I take another look at the last page of “The Demolished Man”, part one of “The Future”, the most recent storyarc of Matt Fraction and Salvador Larroca’s Invincible Iron Man. One last look at that page and I honestly want to cry. It’s those padlocks, you see. Those huge, awful, Da-Vinci-esque-in-their-ambition padlocks. The vest that the Mandarin and his goons shoved Tony Stark into really is something different. It is a tangible piece of the future. Much like the windshield of any high-end sedan, or the tech found in the screen of the laptop I’m writing on right now.
That vest the Mandarin and his thugs shackled Tony in must have all sorts of future-tech electronics secreted inside. Electronics to countermand whatever protocols trigger the repulsor array implanted in Tony’s chest. The same array that keeps him alive. And yet that vest, like the windshield or the computer screen, seems plain and ordinary on the outside.
But those padlocks.
Those massive, interminable padlocks, bedraggled by history. Those padlocks that appear as props from the coming Game of Thrones season seven (the season where it’s nothing but torture porn)… There’s nothing future-tech about those damnable, arcane things. Nothing at all. And it makes me want to shed a tear, realizing exactly the threat that Tony faces in “The Future”. The threat of a technologically sophisticated man of the twenty-first century, who will simply bowdlerize that technology, rendered it as something in the service of medieval thinking.
This is the true threat the Mandarin represents. And these are my tears.
But if there’re tears to be had here, and I really am on the verge, the beauty of one lone image betraying the true nature of the Mandarin’s threat is just one of many reasons for them. Another reason is Rex Mantooth. Who would have thought all those many years on the writer of the quirky, hyper-intelligent gorilla Rex Mantooth, a gorilla who also enters the world as a kind of James Bond figure battling (as he does) against Oprah Winfrey’s lesbian army and super-scientist-turned-zombie Stephen Hawking, would turn out to be the generationally definitive writer in the way he has?
Yet another is Invincible Iron Man itself.
This new series of to feature Iron Man was coincided with the release of the first Iron Man movie in 2008, the one that blew everyone away. The opening arc, “The Five Nightmares” detailed the fear that resided in the heart of Ton Stark, that he was already yesterday’s man, that he was already obsolete. And all of those fierce and terrible energies he relied on, those same energies that helped him manifest the technological future, were the only forces preventing him from a life-taking event.
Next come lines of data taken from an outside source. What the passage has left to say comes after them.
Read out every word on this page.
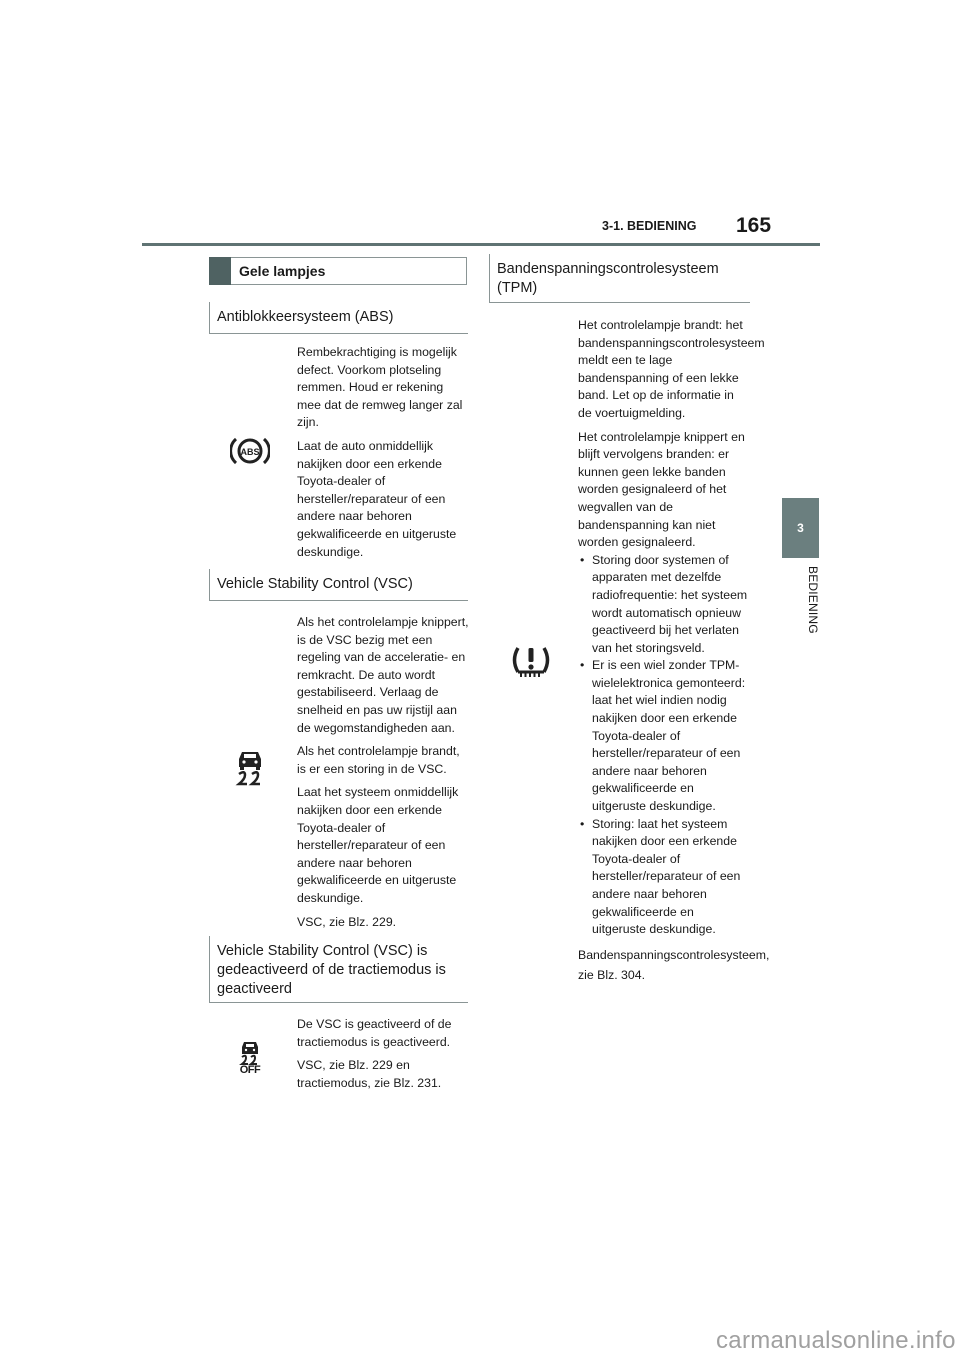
3-1. BEDIENING 165
3
BEDIENING
Gele lampjes
Antiblokkeersysteem (ABS)
ABS

Rembekrachtiging is mogelijk defect. Voorkom plotseling remmen. Houd er rekening mee dat de remweg langer zal zijn.

Laat de auto onmiddellijk nakijken door een erkende Toyota-dealer of hersteller/reparateur of een andere naar behoren gekwalificeerde en uitgeruste deskundige.

Vehicle Stability Control (VSC)

Als het controlelampje knippert, is de VSC bezig met een regeling van de acceleratie- en remkracht. De auto wordt gestabiliseerd. Verlaag de snelheid en pas uw rijstijl aan de wegomstandigheden aan.

Als het controlelampje brandt, is er een storing in de VSC.

Laat het systeem onmiddellijk nakijken door een erkende Toyota-dealer of hersteller/reparateur of een andere naar behoren gekwalificeerde en uitgeruste deskundige.

VSC, zie Blz. 229.

Vehicle Stability Control (VSC) is gedeactiveerd of de tractiemodus is geactiveerd
OFF

De VSC is geactiveerd of de tractiemodus is geactiveerd.

VSC, zie Blz. 229 en tractiemodus, zie Blz. 231.

Bandenspanningscontrolesysteem (TPM)

Het controlelampje brandt: het bandenspanningscontrolesysteem meldt een te lage bandenspanning of een lekke band. Let op de informatie in de voertuigmelding.

Het controlelampje knippert en blijft vervolgens branden: er kunnen geen lekke banden worden gesignaleerd of het wegvallen van de bandenspanning kan niet worden gesignaleerd.

• Storing door systemen of apparaten met dezelfde radiofrequentie: het systeem wordt automatisch opnieuw geactiveerd bij het verlaten van het storingsveld.
• Er is een wiel zonder TPM-wielelektronica gemonteerd: laat het wiel indien nodig nakijken door een erkende Toyota-dealer of hersteller/reparateur of een andere naar behoren gekwalificeerde en uitgeruste deskundige.
• Storing: laat het systeem nakijken door een erkende Toyota-dealer of hersteller/reparateur of een andere naar behoren gekwalificeerde en uitgeruste deskundige.

Bandenspanningscontrolesysteem, zie Blz. 304.

carmanualsonline.info
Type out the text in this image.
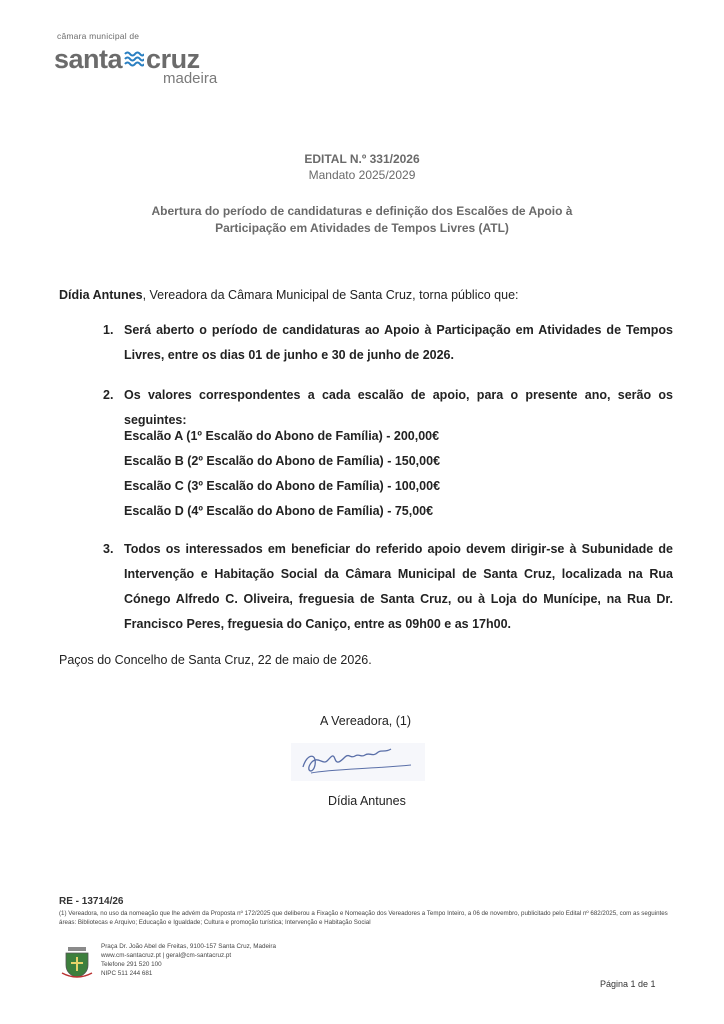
câmara municipal de
santa cruz
madeira
EDITAL N.º 331/2026
Mandato 2025/2029
Abertura do período de candidaturas e definição dos Escalões de Apoio à
Participação em Atividades de Tempos Livres (ATL)
Dídia Antunes, Vereadora da Câmara Municipal de Santa Cruz, torna público que:
1. Será aberto o período de candidaturas ao Apoio à Participação em Atividades de Tempos Livres, entre os dias 01 de junho e 30 de junho de 2026.
2. Os valores correspondentes a cada escalão de apoio, para o presente ano, serão os seguintes:
Escalão A (1º Escalão do Abono de Família) - 200,00€
Escalão B (2º Escalão do Abono de Família) - 150,00€
Escalão C (3º Escalão do Abono de Família) - 100,00€
Escalão D (4º Escalão do Abono de Família) - 75,00€
3. Todos os interessados em beneficiar do referido apoio devem dirigir-se à Subunidade de Intervenção e Habitação Social da Câmara Municipal de Santa Cruz, localizada na Rua Cónego Alfredo C. Oliveira, freguesia de Santa Cruz, ou à Loja do Munícipe, na Rua Dr. Francisco Peres, freguesia do Caniço, entre as 09h00 e as 17h00.
Paços do Concelho de Santa Cruz, 22 de maio de 2026.
A Vereadora, (1)
Dídia Antunes
RE - 13714/26
(1) Vereadora, no uso da nomeação que lhe advém da Proposta nº 172/2025 que deliberou a Fixação e Nomeação dos Vereadores a Tempo Inteiro, a 06 de novembro, publicitado pelo Edital nº 682/2025, com as seguintes áreas: Bibliotecas e Arquivo; Educação e Igualdade; Cultura e promoção turística; Intervenção e Habitação Social
Praça Dr. João Abel de Freitas, 9100-157 Santa Cruz, Madeira
www.cm-santacruz.pt | geral@cm-santacruz.pt
Telefone 291 520 100
NIPC 511 244 681
Página 1 de 1
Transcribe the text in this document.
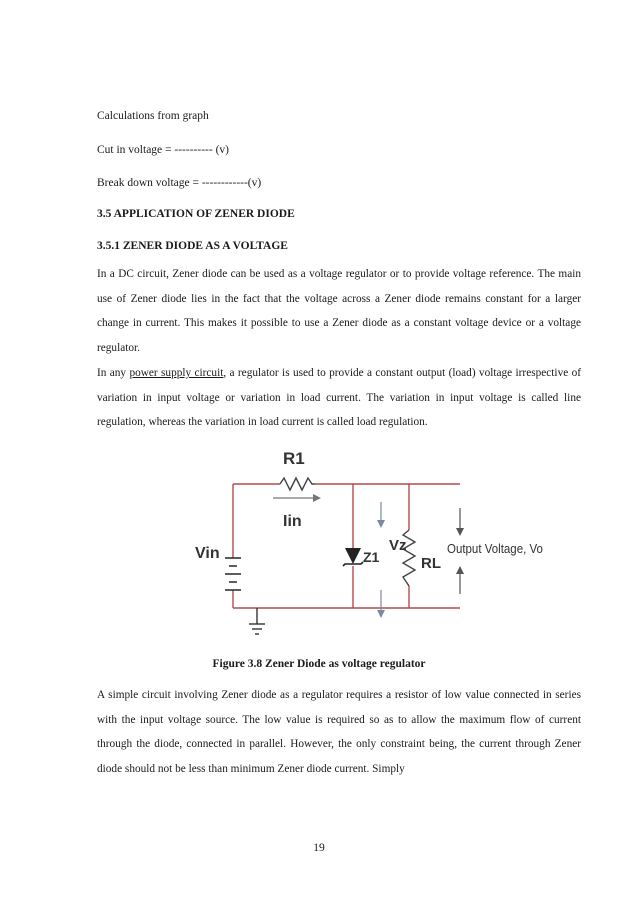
Calculations from graph
Cut in voltage = ---------- (v)
Break down voltage = ------------(v)
3.5 APPLICATION OF ZENER DIODE
3.5.1 ZENER DIODE AS A VOLTAGE
In a DC circuit, Zener diode can be used as a voltage regulator or to provide voltage reference. The main use of Zener diode lies in the fact that the voltage across a Zener diode remains constant for a larger change in current. This makes it possible to use a Zener diode as a constant voltage device or a voltage regulator.
In any power supply circuit, a regulator is used to provide a constant output (load) voltage irrespective of variation in input voltage or variation in load current. The variation in input voltage is called line regulation, whereas the variation in load current is called load regulation.
R1
Iin
Vz
Z1	RL
Vin
Figure 3.8 Zener Diode as voltage regulator
A simple circuit involving Zener diode as a regulator requires a resistor of low value connected in series with the input voltage source. The low value is required so as to allow the maximum flow of current through the diode, connected in parallel. However, the only constraint being, the current through Zener diode should not be less than minimum Zener diode current. Simply
19
Output Voltage, Vo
Fraction relied heavily on Iron-lore to pull off this arc. He wrote Tony as squaring off against Zeke Stane, the son of Obadiah Stane, probably the most vicious opponent Tony ever faced. Rather than come for Iron Man, Stane the elder came directly for Stark Industries. And he succeeded while Tony mired in a bottle after bottle of scotch. Fraction’s exploitation of the full scope of the lead character’s history become a touchstone for the series. Even as new events rocked the Earth-616 (Marvel’s fictional universe), even as “Dark Reign” unfolded where villains replaced heroes in the eyes of a beguiled public, or as the returning heroes of the new Heroic Age fought to pull Tony out from a persistent vegetative state, or as Tony founded a new company, Stark Resilient, Fraction leveraged the lead’s history.
To wit, recent arc “Demon” replays, point-for-point, the ending of the classic David Micheline-John Romita Iron Man story, Demon in a Bottle. The villains have won, and Tony and a close friend drive off into the proverbial LA sunset. The emotional impact is exactly the same. This same trend can be seen playing out in “What it was Like, What Happened, and What it’s Like Now”, a story that wrestles with the true emotional stressors that drive Tony to alcoholism. Iron Man, Tony Stark, isn’t simply inventing the future, seems to be Fraction’s underlying message here, Tony’s also reinventing the past and it’s vicious but also loving hold on him.
The thing about “The Future” then is this. It should come as no surprise that events play out in the actual future of Earth-616. Some six months to be exact, but six months as Marvel EIC Joe Quesada reminded us recently, is about five years of real-world time. But even more so, it should come as no surprise that Tony has been returned right to the very beginning, to his own origin story—working for a terrorist, forced into building weapons, and in the process of dying unless he take drastic steps to extricate himself.
With a single issue, Matt Fraction has underlined the incredible value of having who has a unique vision for the character they’re working on. And seeing Iron Man co-imprisoned with his former nemesis Zeke Stane, himself now mostly brain-dead, adds shades of moral complexity that a generation ago, no one would have anticipated encountering in a comicbook.
Fraction doesn’t surpass all expectations with “The Demolished Man”, he simply educates us that when it comes to “The Future”, expectations are more or less meaningless.